Question

4. A pond of depth 20 cm is half filled with an oil of
u= 1.4 and the other half is filled with water of
refractive index 1.33. Calculate apparent depth
of the tank when viewed normally.
[Ans. 14.66 cm]​

Answer 1

Given :

• Pond depth = 20 cm
• Pond is half filled with an oil of refractive index 1.4
• and the other half is filled with water of refractive index 1.33

To Find :

Apparent depth of the tank when viewed normally.

Theory:

When object in denser medium amd observer in rarer medium :

$\sf\:x_{apparent}=Virtual\:\:Depth=\dfrac{t}{\mu}$

Where ,

• t = Thickness of Denser medium
• and μ is refractive index of Denser medium

Solution :

We have to find apparent depth of the tank when viewed normally.

Given : Tank is half filled with water of refractive index 1.33 .

Let h be the portion of tank , filled with water. Then ,

$\sf\:u_1=1.33$

$\sf\:h=10cm$

And It's half filled with an oil of refractive index 1.4.

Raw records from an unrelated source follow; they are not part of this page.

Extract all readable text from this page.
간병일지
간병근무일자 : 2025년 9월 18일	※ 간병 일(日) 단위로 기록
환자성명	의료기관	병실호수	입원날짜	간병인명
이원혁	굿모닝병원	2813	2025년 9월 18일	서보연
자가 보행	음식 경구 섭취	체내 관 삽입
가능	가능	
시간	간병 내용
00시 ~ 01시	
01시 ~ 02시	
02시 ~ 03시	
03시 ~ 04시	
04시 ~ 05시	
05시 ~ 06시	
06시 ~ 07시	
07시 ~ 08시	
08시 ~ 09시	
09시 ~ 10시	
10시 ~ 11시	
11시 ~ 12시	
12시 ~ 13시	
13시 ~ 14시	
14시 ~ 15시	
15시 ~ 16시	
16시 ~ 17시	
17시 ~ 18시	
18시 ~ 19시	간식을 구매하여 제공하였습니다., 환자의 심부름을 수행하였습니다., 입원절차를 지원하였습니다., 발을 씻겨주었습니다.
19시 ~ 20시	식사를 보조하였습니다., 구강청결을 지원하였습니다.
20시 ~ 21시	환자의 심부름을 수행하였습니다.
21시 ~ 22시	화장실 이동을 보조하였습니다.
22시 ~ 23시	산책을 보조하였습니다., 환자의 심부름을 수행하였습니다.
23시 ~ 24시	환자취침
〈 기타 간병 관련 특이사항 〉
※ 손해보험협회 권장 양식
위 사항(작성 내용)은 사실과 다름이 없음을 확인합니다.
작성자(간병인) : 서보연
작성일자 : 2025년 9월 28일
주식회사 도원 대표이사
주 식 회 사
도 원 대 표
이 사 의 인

Let k be the portion of tank , filled with oil

Then ,

$\sf\:u_2=1.4$

$\sf\:h=10cm$

Now , Apparent depth of the tank :

$\sf\:Apparent\:Depth,x=\dfrac{h}{\mu_1}+\dfrac{k}{\mu_2}$

$\sf\implies\:x=\dfrac{10}{1.4}+\dfrac{10}{1.33}$

$\sf\implies\:x=\dfrac{10}{1.4}+\dfrac{10}{1.33}$

$\sf\implies\:x=\dfrac{100}{14}+\dfrac{1000}{133}$

$\sf\implies\:x=100[\dfrac{1}{14}+\dfrac{10}{133}]$

$\sf\implies\:x=100[\dfrac{133+140}{14\times133}]$

$\sf\implies\:x=100[\dfrac{273}{1862}]$

$\sf\implies\:x=100(0.1466)$

$\sf\implies\:x\approx\:14.66cm$

Therefore , Apparent depth of the tank when viewed normally is 14.66 cm [approx]